WEST CHARLTON, N.Y. — In an online profile of “Our Farmers,” New York City milk bottler Elmhurst Dairy tells the story of how David Wood bought his first two calves as a part-time hobby in 1970 and grew his Saratoga County farm to more than a thousand Holsteins, whose milk is trucked every day to its plant in Queens.

At least, it used to be.

Elmhurst abruptly cut ties with Wood’s seven-farmer Mohawk Valley Cooperative and another small co-op in central New York in March, giving them 30 days to find new buyers for their milk. It couldn’t have happened at a worse time, with a nationwide glut of milk and plummeting prices.

“A lot of people are scrambling to get all their milk sold,” said Wood, who for 13 years sent milk to Elmhurst from Eildon Tweed Farm, which was founded by his wife’s Scottish ancestors in 1794 in the Saratoga County town of West Charlton. “It’s a very difficult market right now. It took a lot of work to find a market, but we now have short-term contracts with three buyers and have been selling all our milk for the past week.”

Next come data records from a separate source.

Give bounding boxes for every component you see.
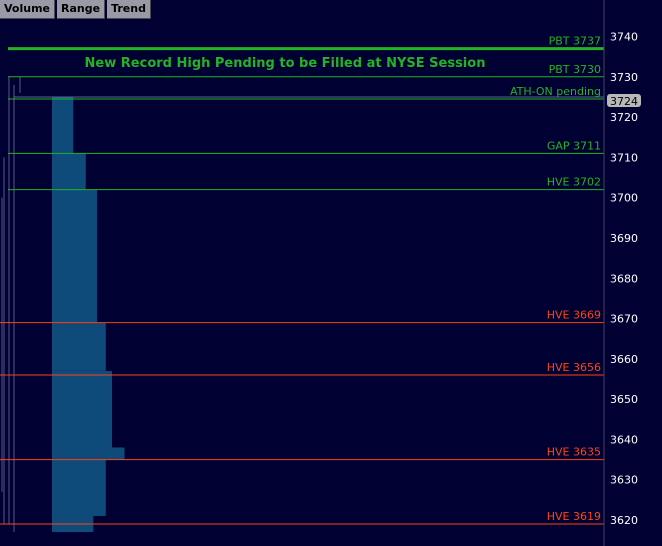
profile-bar [52, 322, 106, 371]
profile-bar [52, 96, 74, 154]
profile-bar [52, 153, 86, 190]
y-tick-label: 3650 [610, 393, 638, 406]
level-label: HVE 3669 [547, 309, 601, 322]
tab-trend[interactable]: Trend [107, 0, 151, 19]
y-tick-label: 3620 [610, 514, 638, 527]
level-label: PBT 3737 [549, 35, 601, 48]
level-label: HVE 3619 [547, 510, 601, 523]
y-tick-label: 3630 [610, 474, 638, 487]
level-label: HVE 3656 [547, 361, 601, 374]
current-price-badge [607, 93, 641, 107]
y-tick-label: 3690 [610, 232, 638, 245]
y-tick-label: 3660 [610, 353, 638, 366]
profile-bar [52, 189, 97, 323]
tab-volume[interactable]: Volume [0, 0, 55, 19]
level-label: PBT 3730 [549, 63, 601, 76]
profile-bar [52, 459, 106, 516]
y-tick-label: 3680 [610, 272, 638, 285]
current-price-label: 3724 [610, 95, 638, 108]
level-label: GAP 3711 [547, 139, 601, 152]
toolbar-tabs: Volume Range Trend [0, 0, 151, 19]
tab-range[interactable]: Range [57, 0, 106, 19]
chart-title: New Record High Pending to be Filled at … [85, 56, 486, 71]
y-tick-label: 3670 [610, 313, 638, 326]
y-tick-label: 3700 [610, 192, 638, 205]
y-tick-label: 3720 [610, 111, 638, 124]
y-tick-label: 3740 [610, 31, 638, 44]
y-tick-label: 3710 [610, 151, 638, 164]
y-tick-label: 3730 [610, 71, 638, 84]
profile-bar [52, 447, 125, 460]
level-label: ATH-ON pending [510, 85, 601, 98]
level-label: HVE 3702 [547, 176, 601, 189]
y-tick-label: 3640 [610, 433, 638, 446]
level-label: HVE 3635 [547, 446, 601, 459]
profile-bar [52, 370, 112, 448]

This is shaping up as a challenging year for all U.S. dairy farmers, who enjoyed record high milk prices and low feed prices last year. An increase in milk production combined with sharply lower exports and declining sales of fresh milk have combined to depress milk prices paid to farmers from a 2014 high of about $28 per hundred pounds to below $18 this spring.

Wood said he’s currently selling milk for less than it costs him to produce it.

“This issue is affecting both large and small co-ops,” said Joe Morrissey, a spokesman for the state Department of Agriculture and Markets. But small groups are finding fewer outlets for their milk than they had in the past.

Wood’s small cooperative is something more typical in the Northeast than elsewhere, said Andrew Novakovic, a professor of agricultural economics at Cornell University.

Most milk is marketed through large national or regional cooperatives, but in the Northeast, small groups of farmers have been able to negotiate premium prices by guaranteeing a processor one to three 75,000-gallon tankers a day of high-quality milk.